9) Take a sample of the wort with the beer thief and fill your hydrometer. Take a measurement. Write that down as your OG or original gravity.

10) Transfer the wort to the fermenter trying to avoid the solids on the bottom. You can let it splash into the fermenter a bit so it gets oxygenated. That is important because the yeast likes a well oxygenated environment to start working on the sugars.

11) Once all the wort is in the fermenter, get the yeast ready to pitch. The bag should be well inflated, what tells you the yeast is healthy and active. Shake the bag well, open it and pitch into the fermenter. Using a sanitized funnel makes the pitching easier.

12) Place the stopper and airlock.

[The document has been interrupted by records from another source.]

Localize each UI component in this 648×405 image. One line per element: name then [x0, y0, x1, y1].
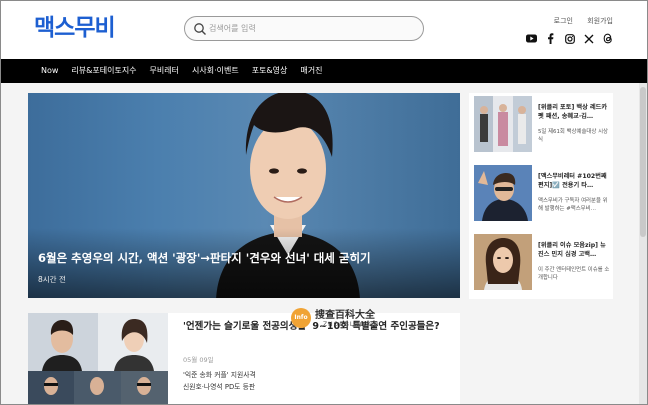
watermark-text: 搜查百科大全 [315, 310, 375, 321]
hero-time: 8시간 전 [38, 275, 66, 284]
article-date: 05월 09일 [183, 356, 214, 364]
side-item-title[interactable]: [위클리 이슈 모음zip] 뉴진스 민지 심경 고백… [538, 241, 610, 259]
side-item-thumbnail[interactable] [474, 96, 532, 152]
nav-item-movieletter[interactable]: 무비레터 [150, 59, 179, 83]
side-item[interactable]: [위클리 이슈 모음zip] 뉴진스 민지 심경 고백… 이 주간 엔터테인먼트… [474, 231, 610, 291]
search-icon[interactable] [193, 22, 207, 36]
page-scrollbar[interactable] [639, 83, 647, 404]
threads-icon[interactable] [602, 33, 613, 44]
watermark-badge: Info [291, 308, 311, 328]
scrollbar-thumb[interactable] [640, 87, 646, 237]
side-item-desc: 이 주간 엔터테인먼트 이슈를 소개합니다 [538, 267, 610, 281]
side-item-thumbnail[interactable] [474, 234, 532, 290]
site-logo[interactable]: 맥스무비 [34, 15, 116, 41]
side-item-thumbnail[interactable] [474, 165, 532, 221]
search-bar[interactable] [184, 16, 424, 41]
search-input[interactable] [209, 20, 409, 37]
side-item-title[interactable]: [맥스무비레터 #102번째 편지]☑️ 전용기 타… [538, 172, 610, 190]
facebook-icon[interactable] [545, 33, 556, 44]
hero-article[interactable]: 6월은 추영우의 시간, 액션 '광장'→판타지 '견우와 선녀' 대세 굳히기… [28, 93, 460, 298]
watermark-badge-text: Info [294, 314, 308, 321]
nav-item-photo[interactable]: 포토&영상 [252, 59, 288, 83]
side-item[interactable]: [맥스무비레터 #102번째 편지]☑️ 전용기 타… 맥스무비가 구독자 여러… [474, 162, 610, 222]
article-subtitle-2: 신원호·나영석 PD도 등판 [183, 383, 256, 391]
nav-item-now[interactable]: Now [41, 59, 58, 83]
signup-link[interactable]: 회원가입 [587, 17, 613, 25]
article-subtitle-1: '익준 송화 커플' 지원사격 [183, 371, 256, 379]
article-thumbnail[interactable] [28, 313, 168, 404]
nav-item-review[interactable]: 리뷰&포테이토지수 [71, 59, 136, 83]
watermark-sub: ZHOUBLOG.CN [323, 321, 379, 328]
instagram-icon[interactable] [564, 33, 575, 44]
main-nav: Now 리뷰&포테이토지수 무비레터 시사회·이벤트 포토&영상 매거진 [1, 59, 647, 83]
x-icon[interactable] [583, 33, 594, 44]
hero-title[interactable]: 6월은 추영우의 시간, 액션 '광장'→판타지 '견우와 선녀' 대세 굳히기 [38, 250, 371, 266]
site-header: 맥스무비 로그인 회원가입 [1, 1, 647, 59]
login-link[interactable]: 로그인 [554, 17, 573, 25]
side-item-desc: 5일 제61회 백상예술대상 시상식 [538, 129, 608, 143]
nav-item-magazine[interactable]: 매거진 [300, 59, 322, 83]
side-item-desc: 맥스무비가 구독자 여러분을 위해 발행하는 #맥스무비… [538, 198, 608, 212]
youtube-icon[interactable] [526, 33, 537, 44]
auth-links: 로그인 회원가입 [542, 16, 613, 26]
side-item[interactable]: [위클리 포토] 백상 레드카펫 패션, 송혜교·김… 5일 제61회 백상예술… [474, 93, 610, 153]
watermark-logo: Info 搜查百科大全 ZHOUBLOG.CN [291, 306, 431, 336]
side-item-title[interactable]: [위클리 포토] 백상 레드카펫 패션, 송혜교·김… [538, 103, 610, 121]
side-list: [위클리 포토] 백상 레드카펫 패션, 송혜교·김… 5일 제61회 백상예술… [469, 93, 613, 299]
social-links [526, 33, 613, 44]
nav-item-event[interactable]: 시사회·이벤트 [192, 59, 239, 83]
browser-frame: 맥스무비 로그인 회원가입 [0, 0, 648, 405]
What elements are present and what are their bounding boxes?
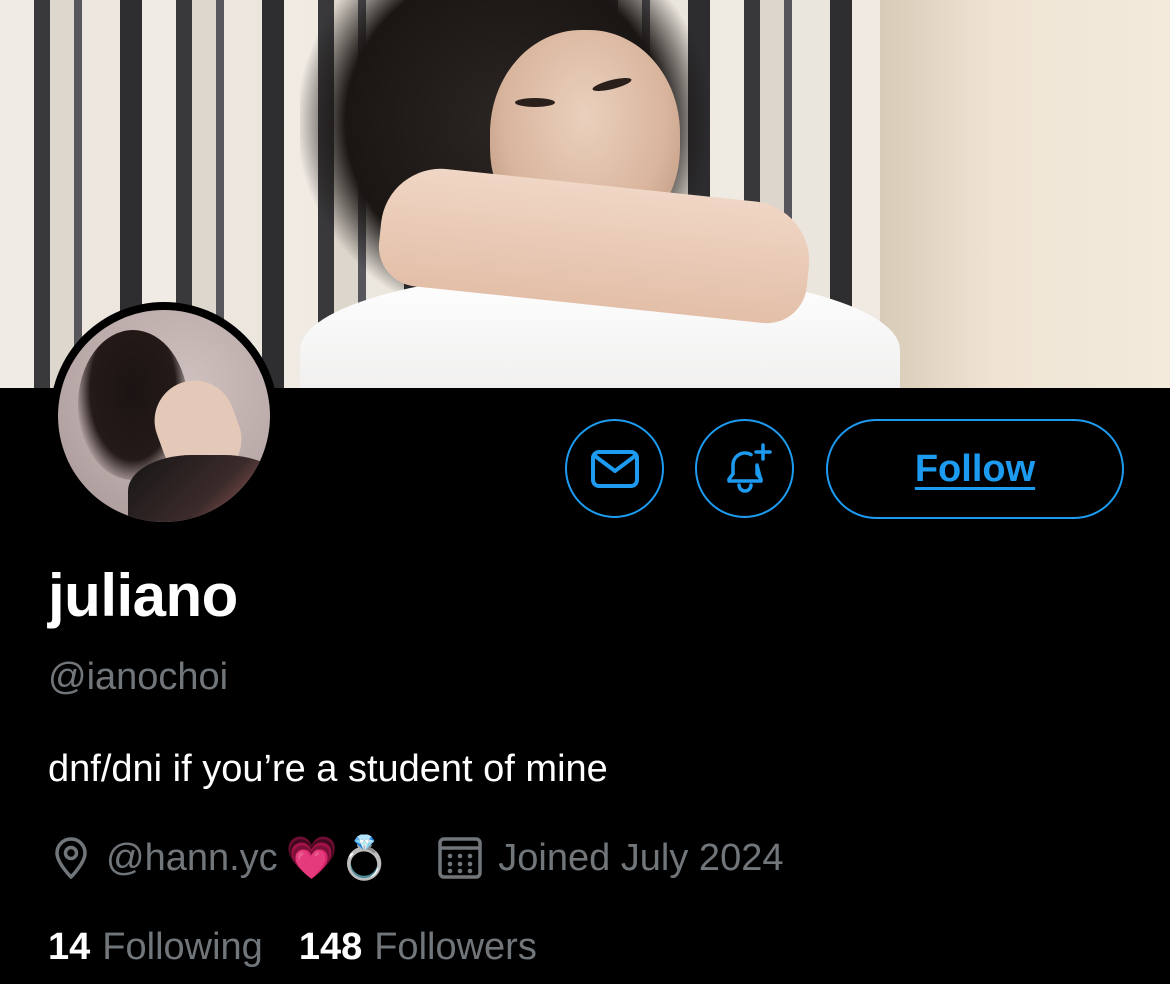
following-stat[interactable]: 14 Following — [48, 926, 263, 969]
followers-count: 148 — [298, 926, 363, 968]
envelope-icon — [590, 449, 639, 488]
profile-avatar[interactable] — [50, 302, 278, 530]
notify-button[interactable] — [695, 419, 794, 518]
avatar-jacket — [128, 455, 270, 522]
following-count: 14 — [48, 926, 91, 968]
location-pin-icon — [48, 835, 94, 881]
profile-meta: @hann.yc 💗💍 Joined July 2024 — [48, 830, 783, 886]
username-handle: @ianochoi — [48, 656, 229, 698]
calendar-icon — [436, 835, 484, 881]
location-emojis: 💗💍 — [285, 833, 391, 882]
followers-label: Followers — [374, 926, 537, 968]
follow-button[interactable]: Follow — [826, 419, 1124, 519]
profile-stats: 14 Following 148 Followers — [48, 926, 537, 969]
banner-eye — [515, 98, 555, 107]
bell-plus-icon — [726, 442, 772, 493]
banner-wall — [880, 0, 1170, 388]
display-name: juliano — [48, 562, 238, 629]
message-button[interactable] — [565, 419, 664, 518]
profile-bio: dnf/dni if you’re a student of mine — [48, 748, 608, 790]
following-label: Following — [102, 926, 263, 968]
avatar-image — [58, 310, 270, 522]
followers-stat[interactable]: 148 Followers — [299, 926, 537, 969]
joined-date: Joined July 2024 — [498, 836, 784, 879]
location-link[interactable]: @hann.yc — [106, 837, 278, 880]
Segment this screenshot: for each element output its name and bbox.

Fill the airlock until the mark with water or vodka, close it and you are done for the first and more "complicated" stage of the brewing process. You now need to try to keep your fermenter at temperatures from 60 to 70F which is the most recommended for the Wyeast 1056. Some people move the fermenter around from one room to another, to the garage or basement in order to keep that temperature range. Another method is to set the fermenter in the bath tub with water so it better stabilize the fermentation temperature, even adding some ice when you live on a very hot climate.

The fermentation should start in 12 to 24h, sometimes 36h. You will know it started because you will see the airlock bubbling, foam forming on the surface and movement in the wort as CO2 is generated. At this point, just leave it and check daily. If it start to spill foam over thru the airlock, remove the airlock keeping the stopper, attach 3ft of a sanitized hose to the whole and the other end in a bucket with sanitizing solution next to the fermenter. That should fix the mess. :-)

After 5 to 7 days, the activity on the airlock will slow down until you count 1 bubble per minute or less. That indicates the yeast have pretty much consumed most of the sugars and that the fermentation is almost completed. You should then remove the stopper and take a sample of the beer using the beer thief, previously sanitized, and measure the sugar levels with your hydrometer. Repeat this test daily until you measure 3 times the same value which will be your FG or final gravity. White that down and now your know that the fermentation is completed and you are ready to bottle.